The SRLC Vikings walk off the field together after a hard fought match against Elk Grove (Photo courtesy of Cindy Lui)

By Cohen Ferrari, staff writer

Public and private high schools in Sonoma County as well as neighboring counties in the same leagues all have lacrosse teams to represent their schools. These include Petaluma, Windsor, Casa Grande, Rancho Cotate, Sonoma Valley, Sonoma Academy, Cardinal Newman, St. Vincent de Paul, Vintage, and Justin-Siena. All of these schools routinely play against the Pumas in most other sports, which raises the question: If so many others in the area have established lacrosse teams, why not Carrillo? 

Although it first gained prominence on the East Coast, lacrosse is a sport that is rapidly spreading throughout the West. However, Maria Carrillo High School is yet to establish a team. The highly physical contact sport is most distinguishable by the spectacle of its players, with bulky pads, short shorts, and sticks with nets slung over their shoulders made for throwing a small ball into a net at high velocities. According to the Southern California Lacrosse Association, the state has experienced a 27% rise in school lacrosse teams in just the last five years as well as a staggering 225% gain in national participation over the last 15 years. Lacrosse has a lot of momentum spreading to more and more schools, and even though the sport is statistically the fastest growing school sport in the US, MCHS is yet to jump on the bandwagon. 
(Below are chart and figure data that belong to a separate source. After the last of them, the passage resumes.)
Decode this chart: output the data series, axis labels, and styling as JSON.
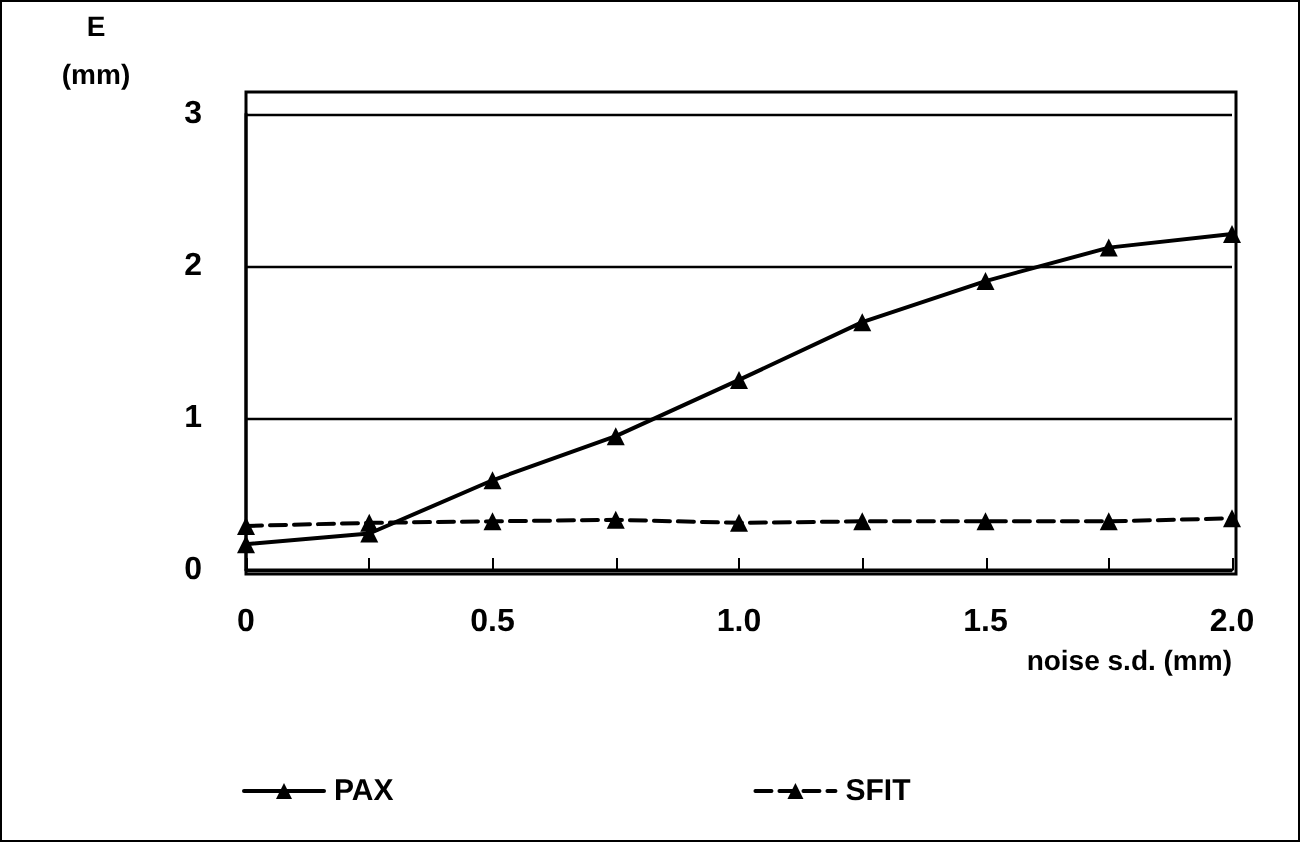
{
  "chart_data": {
    "type": "line",
    "ylabel": "E\n(mm)",
    "xlabel": "noise s.d. (mm)",
    "x": [
      0,
      0.25,
      0.5,
      0.75,
      1.0,
      1.25,
      1.5,
      1.75,
      2.0
    ],
    "series": [
      {
        "name": "PAX",
        "color": "#000000",
        "line_style": "solid",
        "values": [
          0.17,
          0.24,
          0.59,
          0.88,
          1.25,
          1.63,
          1.9,
          2.12,
          2.21
        ]
      },
      {
        "name": "SFIT",
        "color": "#000000",
        "line_style": "dashed",
        "values": [
          0.29,
          0.31,
          0.32,
          0.33,
          0.31,
          0.32,
          0.32,
          0.32,
          0.34
        ]
      }
    ],
    "xlim": [
      0,
      2.0
    ],
    "ylim": [
      0,
      3
    ],
    "xticks": [
      {
        "value": 0,
        "label": "0"
      },
      {
        "value": 0.25,
        "label": null
      },
      {
        "value": 0.5,
        "label": "0.5"
      },
      {
        "value": 0.75,
        "label": null
      },
      {
        "value": 1.0,
        "label": "1.0"
      },
      {
        "value": 1.25,
        "label": null
      },
      {
        "value": 1.5,
        "label": "1.5"
      },
      {
        "value": 1.75,
        "label": null
      },
      {
        "value": 2.0,
        "label": "2.0"
      }
    ],
    "yticks": [
      0,
      1,
      2,
      3
    ],
    "grid": "y",
    "marker": "triangle",
    "legend": "bottom left"
  }
}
As of now, the dominant organization pioneering the expansion of youth lacrosse in Santa Rosa is the Santa Rosa Lacrosse Club (SRLC). Since 1994, the SRLC has consistently been adding new teams to their organization, as more and more kids in Sonoma County are being drawn to the sport. A major inconvenience, though, is the fact that club lacrosse teams are widely dispersed throughout northern California, which results in teams from the SRLC having to travel for an upwards of two to three hours just for a single away game on the weekends. As the club has grown, both players and parents alike have expressed interest in introducing lacrosse to local high schools, since the need to travel would be drastically cut down and kids who primarily play lacrosse would be able to represent their schools playing the sport they love.
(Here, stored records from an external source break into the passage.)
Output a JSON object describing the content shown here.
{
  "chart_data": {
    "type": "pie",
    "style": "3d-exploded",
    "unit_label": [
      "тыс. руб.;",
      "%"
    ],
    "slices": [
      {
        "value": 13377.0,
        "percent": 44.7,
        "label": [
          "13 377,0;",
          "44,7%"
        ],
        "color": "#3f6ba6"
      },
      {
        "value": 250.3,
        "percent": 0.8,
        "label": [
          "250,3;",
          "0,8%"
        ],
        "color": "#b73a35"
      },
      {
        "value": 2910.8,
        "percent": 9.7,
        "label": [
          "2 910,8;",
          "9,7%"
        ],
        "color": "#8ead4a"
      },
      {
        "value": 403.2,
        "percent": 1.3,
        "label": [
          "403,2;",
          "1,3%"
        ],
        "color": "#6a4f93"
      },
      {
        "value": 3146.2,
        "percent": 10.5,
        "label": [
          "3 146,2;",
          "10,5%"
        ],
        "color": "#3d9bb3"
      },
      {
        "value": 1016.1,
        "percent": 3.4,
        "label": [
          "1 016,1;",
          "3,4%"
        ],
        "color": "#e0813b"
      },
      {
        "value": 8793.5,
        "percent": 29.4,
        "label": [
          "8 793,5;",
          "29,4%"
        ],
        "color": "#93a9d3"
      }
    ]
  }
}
The general sentiment among students at MCHS seems to be in favor of a lacrosse team. “If Carrillo had lacrosse I would definitely show up for the games. I feel like it would be fun to root for a fast paced sport that is different from football or basketball since we don’t really have a sport like that in the spring season,” said senior Pranav Thyagarajan, a sports enthusiast. Furthermore, most club players on the SRLC Vikings, the local varsity level club team that practices and plays at Montgomery High School, attend Carrillo. “It is a shame that we don’t have a team since I know that most of the Vikings would love to play for Carrillo, and we would probably be one of the better teams in the county,” said Liam McGarva, member of the SRLC Vikings and sophomore at MCHS.

Dave Sherman, coach of the SRLC Vikings, is also in support of a potential team at MCHS. “I would definitely be interested in coaching lacrosse at Maria Carrillo or helping to recruit qualified coaching candidates,” Sherman said. He also mentioned that the SRLC would be in full support of establishing other teams within the Santa Rosa City Schools district, explaining that “[the] club would be a great feeder system to the local high schools.” With clearly a lot of optimism surrounding the establishment of a lacrosse team at Carrillo, why has the push become so stagnant?

The issue of establishing a team at Carrillo lies not within the school itself, but with the entire SRCS district as a whole. According to Jerry Deakins, the athletic director at MCHS, “Carrillo itself cannot make the decision’, [Lacrosse] would have to be at all Santa Rosa City Schools, and the district would have to make that decision.” Another major concern that he addressed was the cost, explaining that reconditioning all the equipment each year and putting lacrosse lines on every field is very expensive. Deakins said that he would support a MCHS lacrosse team; however, he says that it is not his choice and that “the decision has to come from the district.” 

The development of lacrosse is certainly an underdog story. Its fans and players routinely try as hard as possible to push the sport to new horizons, even when lacrosse is not always recognized alongside other popular and well established school sports. However, even with all of the passion, determination, and optimism surrounding the possibility of high school lacrosse, those who want to see MCHS and other Santa Rosa City Schools start lacrosse organizations will have to continue showing the district that it is something the people want, and hopefully, new opportunities for lacrosse at Maria Carrillo will arise with time.